Leyendecker study for New Year Baby 1915 |
There is a tradition in illustration wherein a small baby--the New Year--is depicted to show us something of either the year just passing or the year to come. In any number of those images the baby is welcomed (usually) by the wizened Old Year. Typically the new baby is full of all the things we see in babies--smooth and pink skin, freshness and hope, unspoiled optimism, and a kind of joy that plays well against the wise and tired visage of the old old man.
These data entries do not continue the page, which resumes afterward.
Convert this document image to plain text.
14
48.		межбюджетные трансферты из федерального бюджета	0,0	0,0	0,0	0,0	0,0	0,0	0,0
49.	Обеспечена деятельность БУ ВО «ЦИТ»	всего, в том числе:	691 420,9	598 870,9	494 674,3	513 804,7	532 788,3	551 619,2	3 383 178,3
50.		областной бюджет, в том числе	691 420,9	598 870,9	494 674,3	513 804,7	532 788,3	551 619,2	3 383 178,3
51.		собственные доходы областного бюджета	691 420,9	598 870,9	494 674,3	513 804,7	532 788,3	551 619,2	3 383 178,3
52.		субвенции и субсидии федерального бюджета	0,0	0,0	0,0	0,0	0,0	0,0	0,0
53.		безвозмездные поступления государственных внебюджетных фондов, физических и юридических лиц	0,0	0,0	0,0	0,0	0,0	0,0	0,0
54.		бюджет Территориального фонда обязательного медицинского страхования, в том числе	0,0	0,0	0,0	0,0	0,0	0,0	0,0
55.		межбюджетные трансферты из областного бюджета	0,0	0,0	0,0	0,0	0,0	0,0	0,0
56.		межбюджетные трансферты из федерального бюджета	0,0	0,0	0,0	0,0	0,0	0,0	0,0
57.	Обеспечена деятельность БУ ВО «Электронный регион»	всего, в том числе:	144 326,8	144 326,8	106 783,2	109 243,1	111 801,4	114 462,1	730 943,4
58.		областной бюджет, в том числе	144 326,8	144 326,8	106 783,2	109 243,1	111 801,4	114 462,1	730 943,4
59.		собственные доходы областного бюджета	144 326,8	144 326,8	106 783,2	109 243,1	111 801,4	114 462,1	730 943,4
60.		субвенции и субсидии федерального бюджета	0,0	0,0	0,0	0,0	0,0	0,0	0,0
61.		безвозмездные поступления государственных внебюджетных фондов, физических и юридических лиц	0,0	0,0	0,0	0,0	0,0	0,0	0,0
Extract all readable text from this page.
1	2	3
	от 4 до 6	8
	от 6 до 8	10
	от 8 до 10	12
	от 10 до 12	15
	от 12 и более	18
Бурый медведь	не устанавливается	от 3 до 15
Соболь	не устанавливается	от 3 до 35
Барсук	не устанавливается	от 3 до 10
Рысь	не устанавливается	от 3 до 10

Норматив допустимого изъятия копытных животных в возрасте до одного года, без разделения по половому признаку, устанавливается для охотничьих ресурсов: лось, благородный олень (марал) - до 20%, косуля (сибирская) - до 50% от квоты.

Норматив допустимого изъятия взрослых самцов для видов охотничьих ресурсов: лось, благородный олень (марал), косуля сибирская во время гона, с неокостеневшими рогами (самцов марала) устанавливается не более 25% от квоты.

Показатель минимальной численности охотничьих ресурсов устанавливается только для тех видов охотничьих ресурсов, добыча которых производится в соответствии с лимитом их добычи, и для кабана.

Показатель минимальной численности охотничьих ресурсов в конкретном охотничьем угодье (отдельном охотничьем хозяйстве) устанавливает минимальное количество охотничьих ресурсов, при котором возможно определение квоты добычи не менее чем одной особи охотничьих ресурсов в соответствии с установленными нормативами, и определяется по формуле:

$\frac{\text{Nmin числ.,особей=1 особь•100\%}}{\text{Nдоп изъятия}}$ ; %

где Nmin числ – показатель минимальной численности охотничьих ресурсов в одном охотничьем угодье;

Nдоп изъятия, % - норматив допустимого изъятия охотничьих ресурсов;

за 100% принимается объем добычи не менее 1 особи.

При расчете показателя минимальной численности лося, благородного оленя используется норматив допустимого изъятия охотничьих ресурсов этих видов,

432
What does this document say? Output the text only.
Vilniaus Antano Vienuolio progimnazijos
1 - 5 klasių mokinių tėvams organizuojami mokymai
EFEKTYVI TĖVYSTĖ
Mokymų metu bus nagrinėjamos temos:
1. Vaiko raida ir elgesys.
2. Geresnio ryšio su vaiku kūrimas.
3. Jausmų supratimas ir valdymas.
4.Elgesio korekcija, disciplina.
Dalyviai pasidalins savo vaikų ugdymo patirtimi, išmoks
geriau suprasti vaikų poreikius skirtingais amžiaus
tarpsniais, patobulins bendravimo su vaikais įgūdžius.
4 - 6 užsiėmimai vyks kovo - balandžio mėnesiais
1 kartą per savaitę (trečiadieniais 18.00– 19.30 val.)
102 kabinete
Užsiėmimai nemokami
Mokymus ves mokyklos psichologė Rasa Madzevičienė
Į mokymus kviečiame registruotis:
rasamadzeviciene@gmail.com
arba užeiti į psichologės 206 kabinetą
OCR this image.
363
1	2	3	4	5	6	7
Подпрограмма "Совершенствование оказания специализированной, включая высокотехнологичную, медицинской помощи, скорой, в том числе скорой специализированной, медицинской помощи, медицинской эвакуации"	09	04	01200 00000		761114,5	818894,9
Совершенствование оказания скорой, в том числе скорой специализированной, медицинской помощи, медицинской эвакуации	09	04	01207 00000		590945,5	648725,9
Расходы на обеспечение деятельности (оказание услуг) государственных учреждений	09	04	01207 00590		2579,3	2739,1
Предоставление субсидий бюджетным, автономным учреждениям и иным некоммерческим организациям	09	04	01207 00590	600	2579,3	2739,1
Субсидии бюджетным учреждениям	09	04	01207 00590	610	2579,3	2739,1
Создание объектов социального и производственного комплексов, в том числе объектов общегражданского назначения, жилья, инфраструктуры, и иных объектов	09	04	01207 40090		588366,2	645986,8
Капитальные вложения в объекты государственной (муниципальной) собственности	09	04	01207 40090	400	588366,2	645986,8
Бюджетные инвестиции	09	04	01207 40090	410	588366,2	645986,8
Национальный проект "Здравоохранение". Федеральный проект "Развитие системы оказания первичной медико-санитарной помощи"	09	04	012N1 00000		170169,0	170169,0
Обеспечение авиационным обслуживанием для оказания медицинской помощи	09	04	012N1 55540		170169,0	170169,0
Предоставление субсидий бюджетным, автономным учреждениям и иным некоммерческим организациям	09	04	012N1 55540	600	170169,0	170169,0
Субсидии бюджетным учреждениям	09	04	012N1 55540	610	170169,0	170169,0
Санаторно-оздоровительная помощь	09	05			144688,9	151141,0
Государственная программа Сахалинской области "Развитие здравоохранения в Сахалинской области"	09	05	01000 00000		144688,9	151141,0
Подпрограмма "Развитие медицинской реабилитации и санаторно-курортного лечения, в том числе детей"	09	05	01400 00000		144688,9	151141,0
Perhaps the best-known illustrator of New Year's babies was Joseph Christian Leyendecker, who was active in the first half of the 20th century. J.C Leyendecker was born in 1874 in Germany though his family came to the United States when he was about 8 years old. He grew up in Chicago and first studied art at the Art Institute and later the Academie Julian in Paris. By the time he was in his mid-twenties, Leyendecker was back in the States and established in as a successful illustrator, first in Chicago and later in New York. His cover illustrations for magazines like the Saturday Evening Post assured him of a handsome income for half a century, and an enviable artistic reputation. Besides his personal success, Leyendecker inevitably became the hero of quite a few younger painters, notably Norman Rockwell, who considered Leyendecker a true master.
Leyendecker painted hundreds of covers for the Post in particular as well as quite a number of indelible advertising images such as the Arrow Shirt Man.
Leyendecker died on July 25, 1951 in New Rochelle.